В мире, откуда пришел Денис, воспринимать что-либо серьёзно считалось «моветоном». Книгу Островского уместно было вспоминать, лишь когда с кем-то приключалась неприятность. Это называлось «Артём устроился в депо» или «Не удалось Артёму устроиться в депо». Кстати, так же неприличным считалось среди российской элиты эпохи Тургенева говорить о духовном и возвышенном. «Аркадий, друг мой, не говори красиво». Она тоже старалась «не говорить красиво», она хотела достойно «быть». Но лучшие слова были опошлены и затасканы то ли сдуру, то ли целенаправленно, а других она не знала. Потому и было ей так трудно оживлять своих джиннов, хоть и считалась она специалистом по проблемам общественным и духовно-нравственным. И презрение к материальным благам было в ее глазах необходимым атрибутом всякой достойной жизни, и если она ещё не спала на гвоздях, то просто потому, что не знала, как их вбить в пружинный матрац.

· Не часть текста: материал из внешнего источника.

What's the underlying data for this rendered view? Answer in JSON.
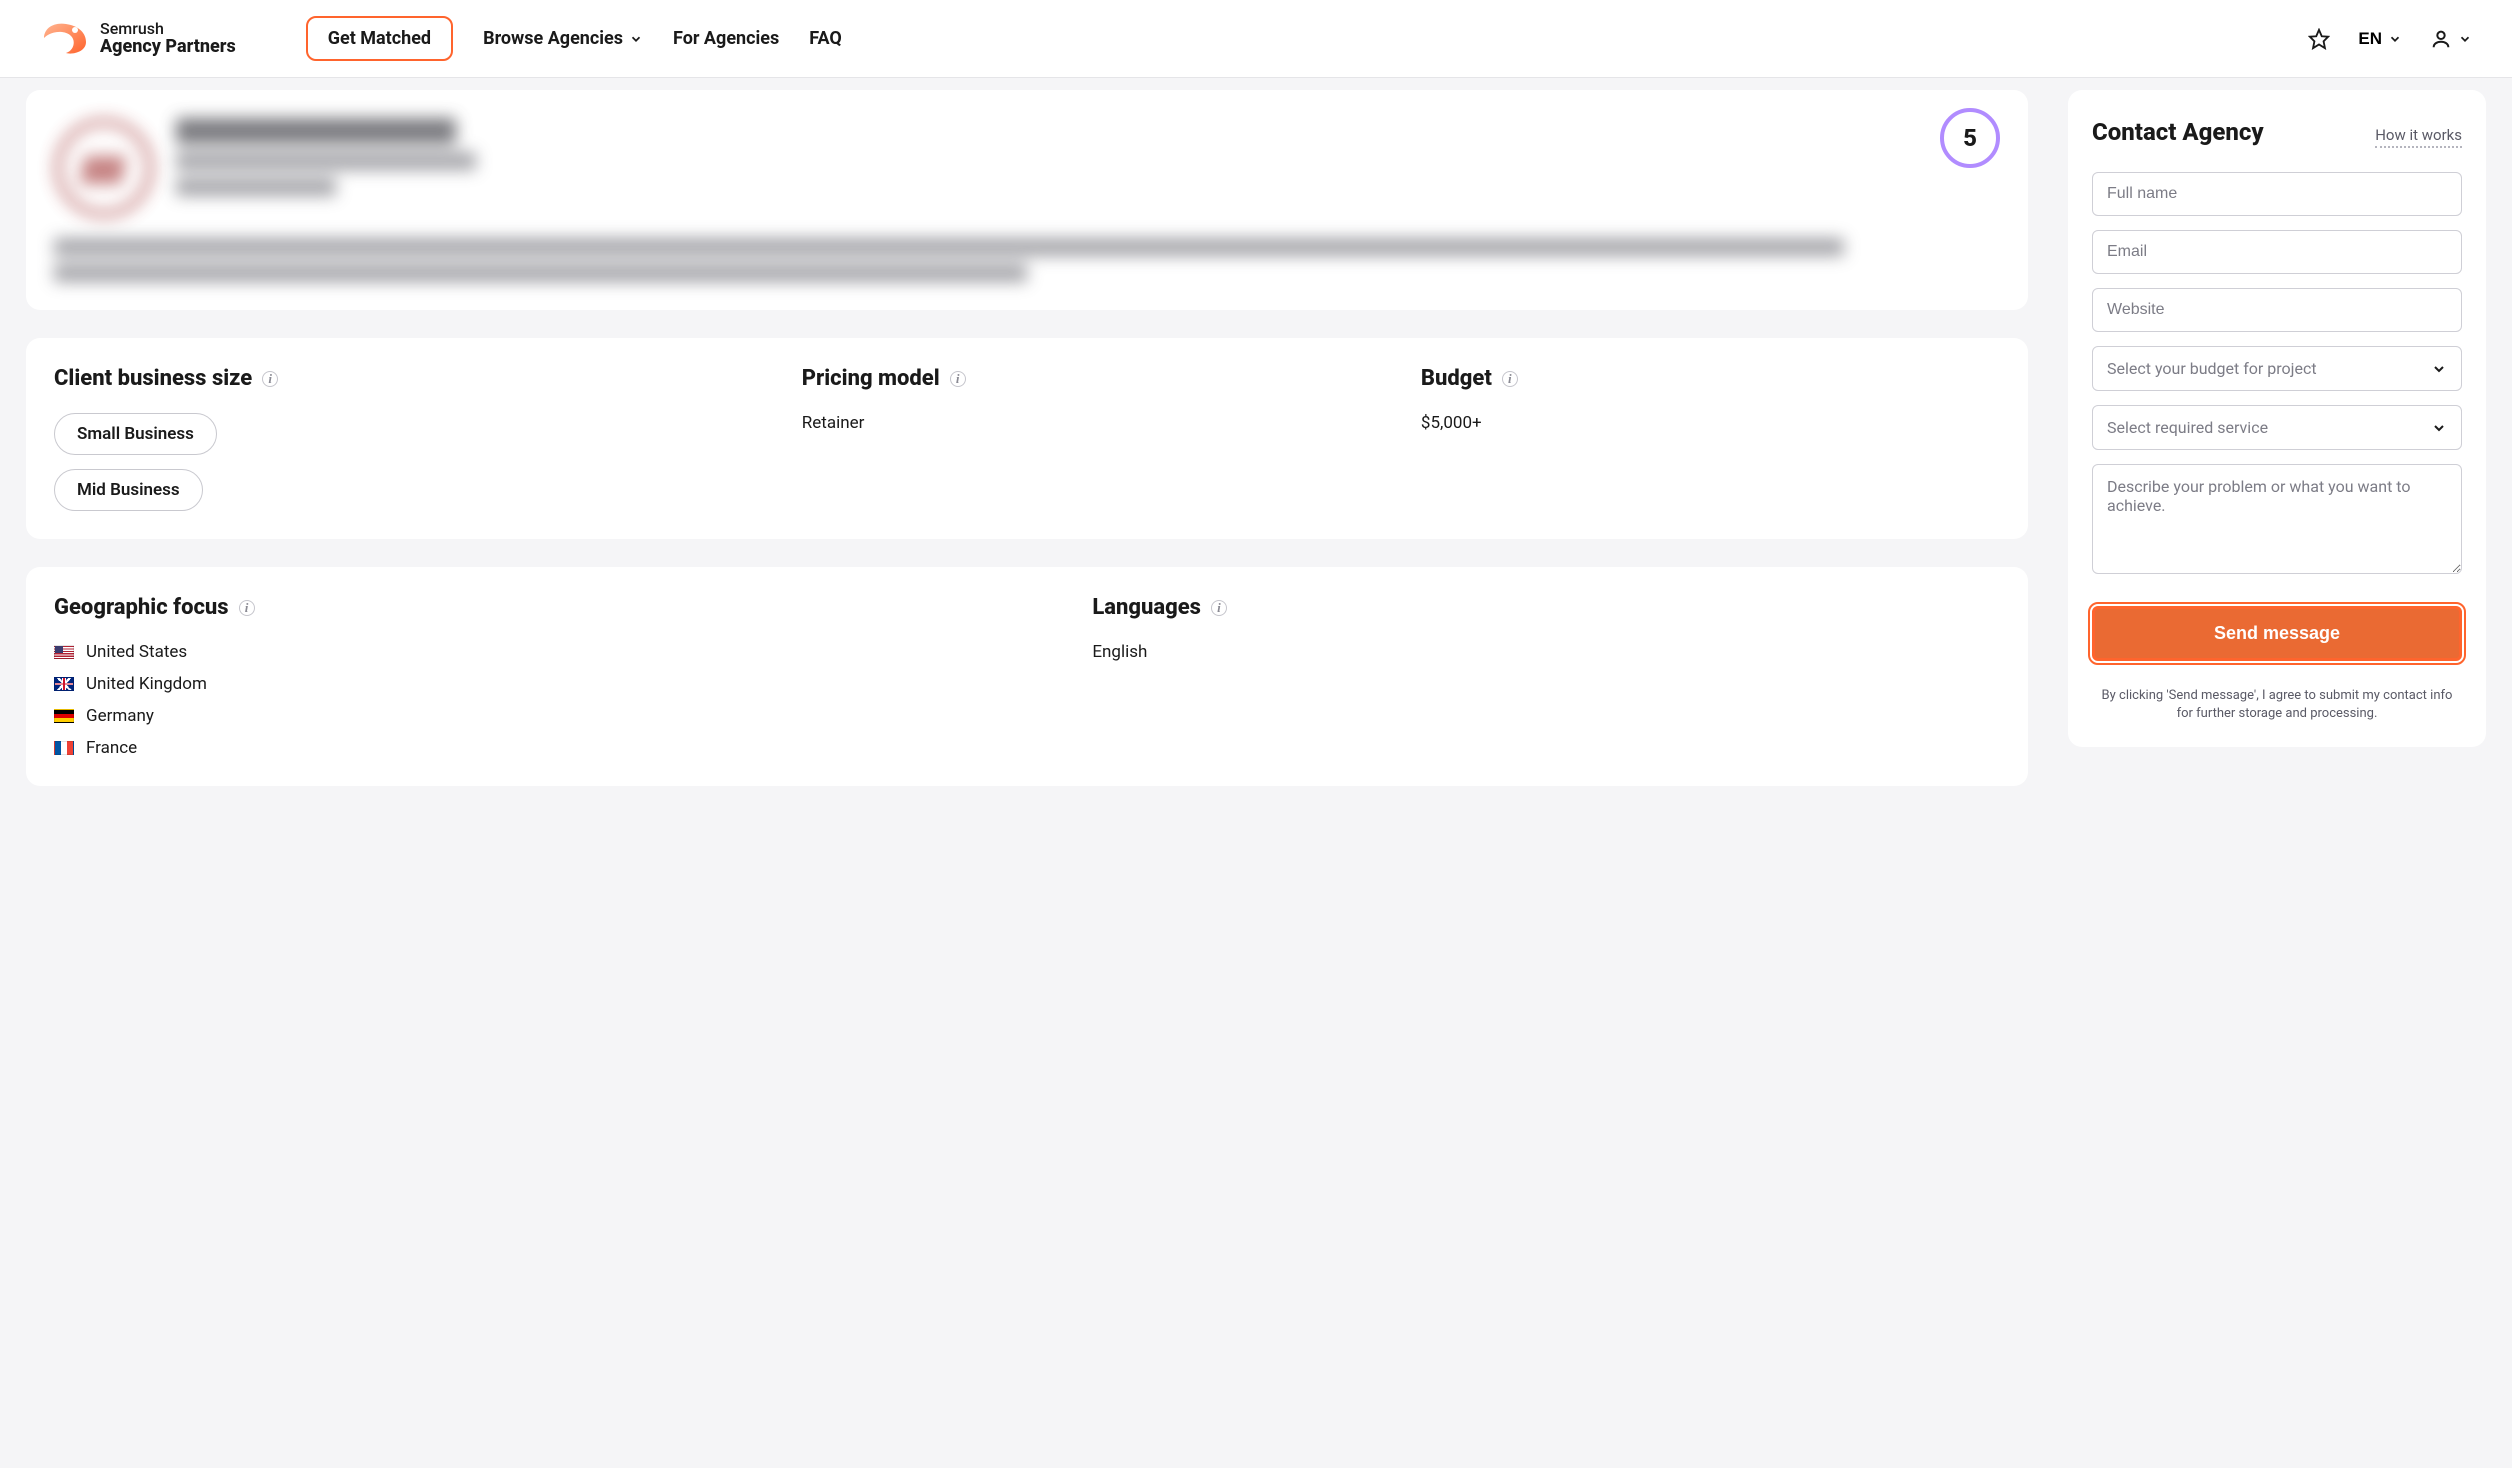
{
  "brand": {
    "line1": "Semrush",
    "line2": "Agency Partners"
  },
  "nav": {
    "get_matched": "Get Matched",
    "browse": "Browse Agencies",
    "for_agencies": "For Agencies",
    "faq": "FAQ"
  },
  "header": {
    "lang": "EN"
  },
  "profile": {
    "score": "5"
  },
  "details": {
    "client_size_heading": "Client business size",
    "pricing_heading": "Pricing model",
    "budget_heading": "Budget",
    "client_sizes": [
      "Small Business",
      "Mid Business"
    ],
    "pricing_value": "Retainer",
    "budget_value": "$5,000+"
  },
  "geo": {
    "heading": "Geographic focus",
    "lang_heading": "Languages",
    "countries": [
      "United States",
      "United Kingdom",
      "Germany",
      "France"
    ],
    "lang_value": "English"
  },
  "contact": {
    "title": "Contact Agency",
    "how": "How it works",
    "ph_name": "Full name",
    "ph_email": "Email",
    "ph_website": "Website",
    "select_budget": "Select your budget for project",
    "select_service": "Select required service",
    "ph_desc": "Describe your problem or what you want to achieve.",
    "send": "Send message",
    "legal": "By clicking 'Send message', I agree to submit my contact info for further storage and processing."
  }
}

— Завод как завод, клуб как клуб, массы как массы, — пожмёт Павлин несколько разочарованно рыжими замшевыми плечами, подытоживая впечатление от «Маяка», — Всё зависит от сценария. Должна быть нетленка. Чтоб худсовет принял на ура. Они обожают нетленки. Дерзнёшь?
— Я?!
Павлин уморительной своей гримасой передразнит её испуг.
— Пиши себе рассказ, только всю дорогу держи перед глазами изображение.
Помнишь?
— Кавказ подо мною, один в вышине… — тут тебе и орёл парит, и потоков рожденье, и обвалов движенье, и тучи, и утёсы, мох тощий, кустарник сухой…
«— А там уже рожи, зелёные сени, где птицы щебечут, где скачут олени», — подхватывает Яна, — До чего здорово!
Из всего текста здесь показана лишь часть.